Mataram, Jurnalekbis.com – Perum Bulog Kanwil NTB memastikan penyaluran Bantuan Pangan (Banpang) untuk periode Oktober–November 2025 akan dimulai serentak pada Senin, 24 November 2025, di seluruh kabupaten/kota. Penyaluran kali ini mencatatkan lonjakan jumlah Penerima Bantuan Pangan (PBP) yang signifikan serta penambahan jenis komoditas yang diberikan kepada masyarakat.
Berdasarkan data terbaru yang dikeluarkan Kementerian Sosial melalui Data Terpadu Kesejahteraan Sosial Nomor (DTSN), jumlah PBP pada periode terbaru mencapai 521.185 penerima, naik 9.804 PBP dibanding alokasi Juni–Juli 2025 yang berjumlah 511.381 penerima. Lonjakan ini menandai peningkatan kebutuhan bantuan sosial yang merata di hampir seluruh daerah di NTB.
Pimpinan Wilayah Perum Bulog NTB, Mara Kamin Siregar, menjelaskan bahwa pembaruan data Kemensos menjadi faktor utama kenaikan angka tersebut. “Jumlah penerima memang naik hampir di seluruh kabupaten/kota. Hanya Lombok Tengah dan Kota Mataram yang mengalami sedikit penurunan jumlah PBP, sementara daerah lain bertambah,” ujarnya di Mataram, Jumat (21/11/2025).
Secara rinci, Kabupaten Lombok Timur menjadi wilayah dengan kenaikan tertinggi, yakni bertambah 2.601 PBP, disusul Kabupaten Lombok Utara yang naik 3.396 PBP, dan Kabupaten Bima dengan kenaikan 1.067 PBP. Peningkatan juga terjadi di Kabupaten Dompu, Lombok Barat, Sumbawa, Sumbawa Barat, serta Kota Bima.
Meski mayoritas daerah mengalami kenaikan, dua wilayah justru mencatat penurunan jumlah penerima. Kota Mataram berkurang 121 PBP, dari 31.167 menjadi 31.046 PBP. Penurunan lebih besar terjadi di Kabupaten Lombok Tengah, yakni turun 674 PBP, dari 117.102 menjadi 116.428 penerima. Meski begitu, Regar memastikan alokasi bantuan tetap aman untuk seluruh PBP yang terdata.

Penyaluran Banpang Oktober–November 2025 ini juga membawa pembaruan signifikan pada isi paket bantuan. Jika sebelumnya bantuan hanya berupa beras, kini pemerintah menambahkan 2 liter minyak goreng per alokasi.
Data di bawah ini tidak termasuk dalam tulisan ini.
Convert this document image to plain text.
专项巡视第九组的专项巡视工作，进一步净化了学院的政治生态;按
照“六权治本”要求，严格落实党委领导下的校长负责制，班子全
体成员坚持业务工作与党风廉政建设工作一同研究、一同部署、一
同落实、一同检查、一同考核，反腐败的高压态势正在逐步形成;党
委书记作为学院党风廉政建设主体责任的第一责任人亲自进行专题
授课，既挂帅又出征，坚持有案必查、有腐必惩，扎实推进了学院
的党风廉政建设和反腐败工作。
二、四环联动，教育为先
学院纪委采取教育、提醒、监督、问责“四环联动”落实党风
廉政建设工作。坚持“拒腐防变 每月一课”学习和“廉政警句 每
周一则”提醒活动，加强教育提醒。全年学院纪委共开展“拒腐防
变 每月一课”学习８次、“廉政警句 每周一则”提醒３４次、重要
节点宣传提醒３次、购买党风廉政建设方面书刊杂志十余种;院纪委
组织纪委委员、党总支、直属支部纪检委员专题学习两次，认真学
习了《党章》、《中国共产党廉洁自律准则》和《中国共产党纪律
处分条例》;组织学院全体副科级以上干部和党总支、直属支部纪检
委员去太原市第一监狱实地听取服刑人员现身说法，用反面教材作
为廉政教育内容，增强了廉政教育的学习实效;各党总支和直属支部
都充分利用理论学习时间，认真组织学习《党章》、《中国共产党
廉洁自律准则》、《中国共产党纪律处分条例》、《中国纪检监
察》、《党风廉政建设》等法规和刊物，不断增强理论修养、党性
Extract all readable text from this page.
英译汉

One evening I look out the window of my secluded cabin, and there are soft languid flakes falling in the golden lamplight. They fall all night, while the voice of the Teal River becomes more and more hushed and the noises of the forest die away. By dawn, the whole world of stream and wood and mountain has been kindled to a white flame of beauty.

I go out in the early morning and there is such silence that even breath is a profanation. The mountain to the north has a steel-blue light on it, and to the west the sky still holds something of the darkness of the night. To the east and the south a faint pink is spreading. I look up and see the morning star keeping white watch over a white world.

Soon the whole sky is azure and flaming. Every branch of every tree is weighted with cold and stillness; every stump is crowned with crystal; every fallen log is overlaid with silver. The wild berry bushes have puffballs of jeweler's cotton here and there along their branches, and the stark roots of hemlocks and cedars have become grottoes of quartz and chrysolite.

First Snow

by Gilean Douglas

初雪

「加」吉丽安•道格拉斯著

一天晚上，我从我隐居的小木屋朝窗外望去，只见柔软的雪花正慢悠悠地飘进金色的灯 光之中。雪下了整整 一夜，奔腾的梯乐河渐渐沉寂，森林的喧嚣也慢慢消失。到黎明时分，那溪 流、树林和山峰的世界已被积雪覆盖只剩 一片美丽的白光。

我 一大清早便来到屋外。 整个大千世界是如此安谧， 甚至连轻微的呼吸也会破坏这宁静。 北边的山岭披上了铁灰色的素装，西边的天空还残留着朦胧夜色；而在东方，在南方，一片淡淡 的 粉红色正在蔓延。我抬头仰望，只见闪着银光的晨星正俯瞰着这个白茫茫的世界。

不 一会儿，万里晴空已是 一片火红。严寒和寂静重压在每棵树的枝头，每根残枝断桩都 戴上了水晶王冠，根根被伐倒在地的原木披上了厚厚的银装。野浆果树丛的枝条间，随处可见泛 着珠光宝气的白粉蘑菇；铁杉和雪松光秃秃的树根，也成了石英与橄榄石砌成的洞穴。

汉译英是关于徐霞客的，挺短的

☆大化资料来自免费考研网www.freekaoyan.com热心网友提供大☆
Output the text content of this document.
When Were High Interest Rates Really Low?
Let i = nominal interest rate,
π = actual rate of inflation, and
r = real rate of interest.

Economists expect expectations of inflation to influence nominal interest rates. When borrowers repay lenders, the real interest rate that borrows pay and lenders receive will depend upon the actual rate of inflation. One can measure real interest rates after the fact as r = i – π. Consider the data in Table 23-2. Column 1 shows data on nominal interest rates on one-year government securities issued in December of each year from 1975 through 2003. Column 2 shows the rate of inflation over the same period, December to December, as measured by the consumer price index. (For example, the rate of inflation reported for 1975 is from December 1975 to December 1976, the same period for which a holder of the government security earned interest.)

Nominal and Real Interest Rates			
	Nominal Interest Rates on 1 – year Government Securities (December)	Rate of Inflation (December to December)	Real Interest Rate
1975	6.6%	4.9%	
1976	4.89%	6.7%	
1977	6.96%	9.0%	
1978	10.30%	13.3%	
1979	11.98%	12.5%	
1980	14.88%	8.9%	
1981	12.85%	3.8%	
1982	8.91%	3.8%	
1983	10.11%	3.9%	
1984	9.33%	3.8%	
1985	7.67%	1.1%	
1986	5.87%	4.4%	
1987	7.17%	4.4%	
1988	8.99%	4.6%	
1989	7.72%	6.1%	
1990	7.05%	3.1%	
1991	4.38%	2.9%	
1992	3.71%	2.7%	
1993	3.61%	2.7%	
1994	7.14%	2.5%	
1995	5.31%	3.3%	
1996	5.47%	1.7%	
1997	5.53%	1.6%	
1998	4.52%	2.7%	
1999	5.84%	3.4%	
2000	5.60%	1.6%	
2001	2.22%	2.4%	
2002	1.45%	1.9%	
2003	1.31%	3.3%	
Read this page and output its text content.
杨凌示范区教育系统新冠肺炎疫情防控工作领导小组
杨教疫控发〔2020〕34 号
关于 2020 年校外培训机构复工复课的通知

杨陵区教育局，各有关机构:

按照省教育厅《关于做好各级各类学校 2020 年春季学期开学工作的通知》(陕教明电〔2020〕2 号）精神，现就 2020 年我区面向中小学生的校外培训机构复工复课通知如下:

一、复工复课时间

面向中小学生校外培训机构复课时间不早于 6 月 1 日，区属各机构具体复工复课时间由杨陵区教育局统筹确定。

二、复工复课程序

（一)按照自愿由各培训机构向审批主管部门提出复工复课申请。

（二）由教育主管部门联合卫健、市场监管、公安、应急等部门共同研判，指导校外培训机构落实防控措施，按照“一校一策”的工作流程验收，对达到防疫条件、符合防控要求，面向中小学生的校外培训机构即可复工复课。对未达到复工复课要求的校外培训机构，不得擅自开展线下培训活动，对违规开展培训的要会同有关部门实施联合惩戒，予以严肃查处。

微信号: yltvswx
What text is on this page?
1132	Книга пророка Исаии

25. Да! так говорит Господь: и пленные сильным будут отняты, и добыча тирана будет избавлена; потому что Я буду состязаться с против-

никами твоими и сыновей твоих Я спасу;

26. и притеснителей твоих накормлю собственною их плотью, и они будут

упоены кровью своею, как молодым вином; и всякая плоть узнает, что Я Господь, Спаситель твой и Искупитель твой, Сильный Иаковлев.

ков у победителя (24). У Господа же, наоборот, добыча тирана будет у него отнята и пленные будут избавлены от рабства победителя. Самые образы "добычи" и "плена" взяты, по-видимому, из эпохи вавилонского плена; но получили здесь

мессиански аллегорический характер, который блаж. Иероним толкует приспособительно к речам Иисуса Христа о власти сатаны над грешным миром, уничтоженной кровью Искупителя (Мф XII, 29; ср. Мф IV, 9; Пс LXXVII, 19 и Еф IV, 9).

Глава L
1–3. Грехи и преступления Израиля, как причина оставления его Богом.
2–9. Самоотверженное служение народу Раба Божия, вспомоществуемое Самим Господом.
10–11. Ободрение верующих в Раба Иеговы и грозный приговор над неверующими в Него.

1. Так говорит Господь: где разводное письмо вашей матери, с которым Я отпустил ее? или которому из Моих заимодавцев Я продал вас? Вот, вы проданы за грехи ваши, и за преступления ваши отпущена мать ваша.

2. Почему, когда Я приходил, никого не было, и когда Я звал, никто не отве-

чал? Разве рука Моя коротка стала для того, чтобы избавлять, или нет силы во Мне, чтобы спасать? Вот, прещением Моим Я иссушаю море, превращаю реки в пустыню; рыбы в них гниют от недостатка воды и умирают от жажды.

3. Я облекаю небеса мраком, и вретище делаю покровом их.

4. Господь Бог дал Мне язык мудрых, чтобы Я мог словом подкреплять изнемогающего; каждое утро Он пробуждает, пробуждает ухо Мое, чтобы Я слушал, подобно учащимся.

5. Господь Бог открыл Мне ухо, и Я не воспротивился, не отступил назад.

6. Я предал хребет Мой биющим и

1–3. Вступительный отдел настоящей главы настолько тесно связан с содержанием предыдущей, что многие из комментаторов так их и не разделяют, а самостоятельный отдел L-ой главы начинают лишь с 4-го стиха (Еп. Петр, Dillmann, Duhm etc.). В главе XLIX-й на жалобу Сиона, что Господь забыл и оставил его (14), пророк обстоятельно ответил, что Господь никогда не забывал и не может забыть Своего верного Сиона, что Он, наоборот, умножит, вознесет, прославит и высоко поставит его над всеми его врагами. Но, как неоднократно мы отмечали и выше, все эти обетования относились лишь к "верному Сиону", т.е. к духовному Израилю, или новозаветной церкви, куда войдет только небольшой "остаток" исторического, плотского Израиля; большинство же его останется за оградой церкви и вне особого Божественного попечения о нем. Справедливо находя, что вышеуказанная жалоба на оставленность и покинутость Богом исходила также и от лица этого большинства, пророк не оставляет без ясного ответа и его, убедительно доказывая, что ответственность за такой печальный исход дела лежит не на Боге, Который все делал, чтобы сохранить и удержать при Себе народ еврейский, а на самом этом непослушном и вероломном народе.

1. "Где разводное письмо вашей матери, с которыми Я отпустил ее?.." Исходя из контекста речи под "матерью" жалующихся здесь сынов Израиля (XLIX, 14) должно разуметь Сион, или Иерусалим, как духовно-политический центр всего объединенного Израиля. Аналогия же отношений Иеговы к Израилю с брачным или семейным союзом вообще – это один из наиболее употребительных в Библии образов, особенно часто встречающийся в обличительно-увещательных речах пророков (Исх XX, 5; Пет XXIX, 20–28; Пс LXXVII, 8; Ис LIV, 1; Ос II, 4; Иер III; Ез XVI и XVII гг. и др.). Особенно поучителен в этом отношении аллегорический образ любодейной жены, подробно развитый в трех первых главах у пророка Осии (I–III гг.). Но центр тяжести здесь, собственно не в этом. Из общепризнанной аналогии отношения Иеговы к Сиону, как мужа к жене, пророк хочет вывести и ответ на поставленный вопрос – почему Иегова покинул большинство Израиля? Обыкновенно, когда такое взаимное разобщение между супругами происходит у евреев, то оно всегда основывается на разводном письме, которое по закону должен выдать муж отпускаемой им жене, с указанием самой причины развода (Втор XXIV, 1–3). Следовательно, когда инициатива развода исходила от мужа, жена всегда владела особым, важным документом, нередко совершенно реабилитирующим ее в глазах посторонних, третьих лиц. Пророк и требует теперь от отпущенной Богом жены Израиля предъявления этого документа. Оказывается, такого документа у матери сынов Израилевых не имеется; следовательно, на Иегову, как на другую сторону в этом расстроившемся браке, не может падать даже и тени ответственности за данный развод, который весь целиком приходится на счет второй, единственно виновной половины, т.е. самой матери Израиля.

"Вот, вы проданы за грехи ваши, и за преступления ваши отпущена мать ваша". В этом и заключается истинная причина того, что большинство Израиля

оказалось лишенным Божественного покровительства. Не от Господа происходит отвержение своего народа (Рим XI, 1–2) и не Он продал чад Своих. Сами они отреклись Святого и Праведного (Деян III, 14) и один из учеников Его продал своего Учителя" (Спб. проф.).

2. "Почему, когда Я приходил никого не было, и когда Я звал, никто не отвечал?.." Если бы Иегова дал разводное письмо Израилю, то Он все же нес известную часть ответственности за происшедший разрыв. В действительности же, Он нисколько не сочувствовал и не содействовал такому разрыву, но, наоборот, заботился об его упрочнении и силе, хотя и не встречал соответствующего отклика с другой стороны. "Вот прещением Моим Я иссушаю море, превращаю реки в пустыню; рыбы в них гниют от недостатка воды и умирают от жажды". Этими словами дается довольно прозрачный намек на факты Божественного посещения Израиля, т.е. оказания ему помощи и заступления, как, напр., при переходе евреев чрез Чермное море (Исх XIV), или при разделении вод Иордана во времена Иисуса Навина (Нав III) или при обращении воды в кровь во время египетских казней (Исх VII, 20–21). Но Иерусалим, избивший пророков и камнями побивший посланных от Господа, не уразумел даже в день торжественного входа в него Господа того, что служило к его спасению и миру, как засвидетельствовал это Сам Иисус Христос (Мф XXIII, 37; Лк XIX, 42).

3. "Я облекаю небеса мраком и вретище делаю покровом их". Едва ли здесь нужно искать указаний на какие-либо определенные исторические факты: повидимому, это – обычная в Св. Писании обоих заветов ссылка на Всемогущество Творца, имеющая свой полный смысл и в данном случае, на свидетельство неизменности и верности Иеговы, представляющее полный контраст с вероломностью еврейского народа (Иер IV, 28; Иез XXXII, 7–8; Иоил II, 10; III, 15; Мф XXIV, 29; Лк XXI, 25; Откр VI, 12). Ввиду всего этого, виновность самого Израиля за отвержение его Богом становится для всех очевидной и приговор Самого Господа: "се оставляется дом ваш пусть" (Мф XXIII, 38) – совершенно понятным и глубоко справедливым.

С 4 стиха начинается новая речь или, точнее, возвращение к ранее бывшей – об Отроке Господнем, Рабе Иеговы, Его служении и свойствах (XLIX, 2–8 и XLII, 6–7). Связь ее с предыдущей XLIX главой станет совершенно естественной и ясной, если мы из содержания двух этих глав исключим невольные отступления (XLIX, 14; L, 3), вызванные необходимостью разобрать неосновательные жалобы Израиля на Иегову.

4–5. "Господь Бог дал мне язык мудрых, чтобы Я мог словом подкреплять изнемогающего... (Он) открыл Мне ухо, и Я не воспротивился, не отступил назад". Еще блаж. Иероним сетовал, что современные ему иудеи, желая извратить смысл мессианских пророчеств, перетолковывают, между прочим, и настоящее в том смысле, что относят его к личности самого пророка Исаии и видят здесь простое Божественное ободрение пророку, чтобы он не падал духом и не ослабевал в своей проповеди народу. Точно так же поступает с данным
Karena penyaluran dilakukan untuk dua bulan sekaligus, setiap PBP akan menerima 20 kg beras dan 4 liter minyak goreng.
“Stok beras aman, minyak goreng juga tersedia. Tahun ini ada tambahan komoditas karena sebelumnya bantuan hanya berupa beras,” tegas Regar. Menurutnya, penambahan minyak goreng merupakan langkah pemerintah memperkuat daya beli masyarakat di tengah kenaikan harga sejumlah kebutuhan pokok.
Bulog NTB juga telah merampungkan seluruh persiapan teknis distribusi. Pola distribusi disusun bersama transporter dan Dinas Sosial kabupaten/kota agar bantuan tiba tepat waktu dan tepat sasaran. Regar menegaskan bahwa seluruh proses siap dieksekusi sesuai instruksi pusat.
“Kami memastikan bahwa seluruh proses penyaluran tepat sasaran dan tepat waktu. Kualitas beras juga terus kami awasi agar tetap baik saat diterima masyarakat. Intinya, semua sudah siap. Masyarakat bisa menerima haknya sesuai jadwal,” tandasnya.
Dengan jumlah penerima yang meningkat serta paket bantuan yang lebih lengkap, penyaluran Banpang periode ini menjadi salah satu intervensi penting pemerintah dalam menjaga ketahanan pangan masyarakat NTB, terutama bagi kelompok yang masuk kategori rawan pangan. Pemerintah daerah bersama Bulog berkomitmen menjaga distribusi berjalan tanpa hambatan logistik di seluruh wilayah.